Master Alberic Haak (Albie)
In 1339 a young boy from the cantons that were to become Switzerland was employed by the French under King Phillip to spy on the English King Edward, who was currently conquering the French countryside. Young Albie’s most convincing cover of a chamber pot boy gave him intimate access to the English army’s camp. It is hard to keep secrets from the boy who empties your chamber pot!
King Edward struck upon the idea of raising morale by dramatically knighting over a dozen men right before the French attack. Hearing a great noise go up in the French camp King Edward dashed from his tent in the predawn light where several clever squires happened to be waiting after catching rumors of his plan. With shining sword drawn King Edward rounded up every strapping lad who he could find in the near dark and knighted them on the spot! Unfortunately, the French army was not attacking and had actually been driven into panic and retreat by a hare. These somewhat unfortunate gentles became known as the Knights of the Hare and their exploits became legendary as they fought to overcome the stigma of their knighting.

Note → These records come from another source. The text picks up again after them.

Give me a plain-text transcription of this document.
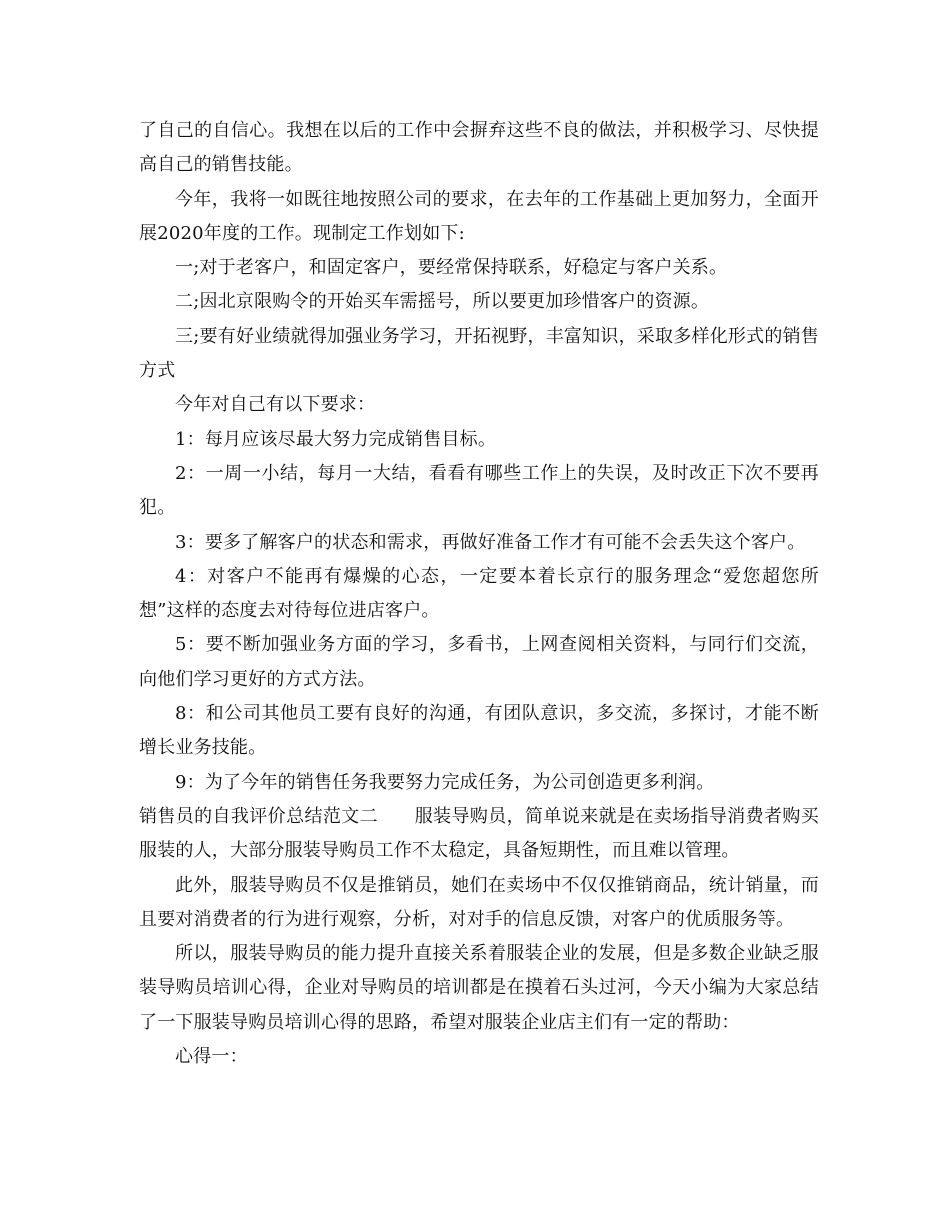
了自己的自信心。我想在以后的工作中会摒弃这些不良的做法，并积极学习、尽快提高自己的销售技能。

今年，我将一如既往地按照公司的要求，在去年的工作基础上更加努力，全面开展2020年度的工作。现制定工作划如下:

一;对于老客户，和固定客户，要经常保持联系，好稳定与客户关系。

二;因北京限购令的开始买车需摇号，所以要更加珍惜客户的资源。

三;要有好业绩就得加强业务学习，开拓视野，丰富知识，采取多样化形式的销售方式

今年对自己有以下要求：

1：每月应该尽最大努力完成销售目标。

2：一周一小结，每月一大结，看看有哪些工作上的失误，及时改正下次不要再犯。

3：要多了解客户的状态和需求，再做好准备工作才有可能不会丢失这个客户。

4：对客户不能再有爆燥的心态，一定要本着长京行的服务理念“爱您超您所想”这样的态度去对待每位进店客户。

5：要不断加强业务方面的学习，多看书，上网查阅相关资料，与同行们交流，向他们学习更好的方式方法。

8：和公司其他员工要有良好的沟通，有团队意识，多交流，多探讨，才能不断增长业务技能。

9：为了今年的销售任务我要努力完成任务，为公司创造更多利润。

销售员的自我评价总结范文二　　服装导购员，简单说来就是在卖场指导消费者购买服装的人，大部分服装导购员工作不太稳定，具备短期性，而且难以管理。

此外，服装导购员不仅是推销员，她们在卖场中不仅仅推销商品，统计销量，而且要对消费者的行为进行观察，分析，对对手的信息反馈，对客户的优质服务等。

所以，服装导购员的能力提升直接关系着服装企业的发展，但是多数企业缺乏服装导购员培训心得，企业对导购员的培训都是在摸着石头过河，今天小编为大家总结了一下服装导购员培训心得的思路，希望对服装企业店主们有一定的帮助：

心得一：
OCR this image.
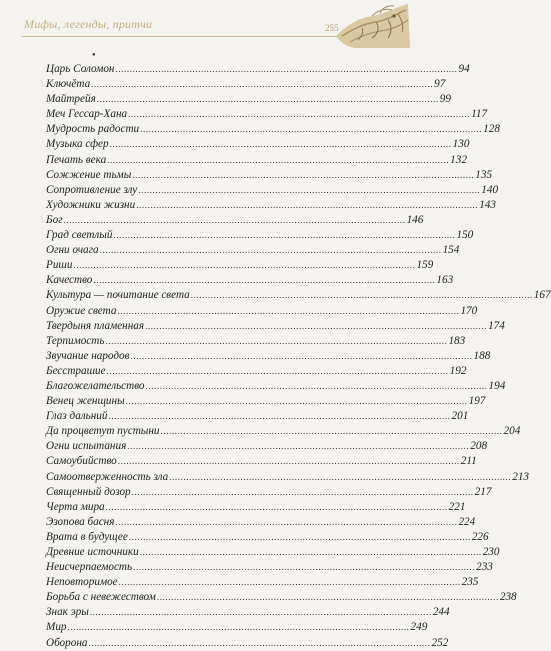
Мифы, легенды, притчи	255
●
Царь Соломон ........................................................................................................................ 94
Ключĕта ........................................................................................................................ 97
Майтрейя ........................................................................................................................ 99
Меч Гессар-Хана ........................................................................................................................ 117
Мудрость радости ........................................................................................................................ 128
Музыка сфер ........................................................................................................................ 130
Печать века ........................................................................................................................ 132
Сожжение тьмы ........................................................................................................................ 135
Сопротивление злу ........................................................................................................................ 140
Художники жизни ........................................................................................................................ 143
Бог ........................................................................................................................ 146
Град светлый ........................................................................................................................ 150
Огни очага ........................................................................................................................ 154
Риши ........................................................................................................................ 159
Качество ........................................................................................................................ 163
Культура — почитание света ........................................................................................................................ 167
Оружие света ........................................................................................................................ 170
Твердыня пламенная ........................................................................................................................ 174
Терпимость ........................................................................................................................ 183
Звучание народов ........................................................................................................................ 188
Бесстрашие ........................................................................................................................ 192
Благожелательство ........................................................................................................................ 194
Венец женщины ........................................................................................................................ 197
Глаз дальний ........................................................................................................................ 201
Да процветут пустыни ........................................................................................................................ 204
Огни испытания ........................................................................................................................ 208
Самоубийство ........................................................................................................................ 211
Самоотверженность зла ........................................................................................................................ 213
Священный дозор ........................................................................................................................ 217
Черта мира ........................................................................................................................ 221
Эзопова басня ........................................................................................................................ 224
Врата в будущее ........................................................................................................................ 226
Древние источники ........................................................................................................................ 230
Неисчерпаемость ........................................................................................................................ 233
Неповторимое ........................................................................................................................ 235
Борьба с невежеством ........................................................................................................................ 238
Знак эры ........................................................................................................................ 244
Мир ........................................................................................................................ 249
Оборона ........................................................................................................................ 252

Albie just happened to be standing there with a full bucket under his arm which was mistaken for a great helm.
Deciding that discretion was certainly the better part of valor (and knowing it would be hard to answer questions), Albie departed that assignment without getting his real name recorded on the knighting rolls. His continued success as a chamber pot emptying spy against the English, French, Holy Roman Empire, and Burgundians eventually got him recognition by his homeland on one of the very few occasions that he decided to file a report on what all he had spied out. He is now titled Master Alberic Haak and took a hare as his device as a reminder of his misadventures.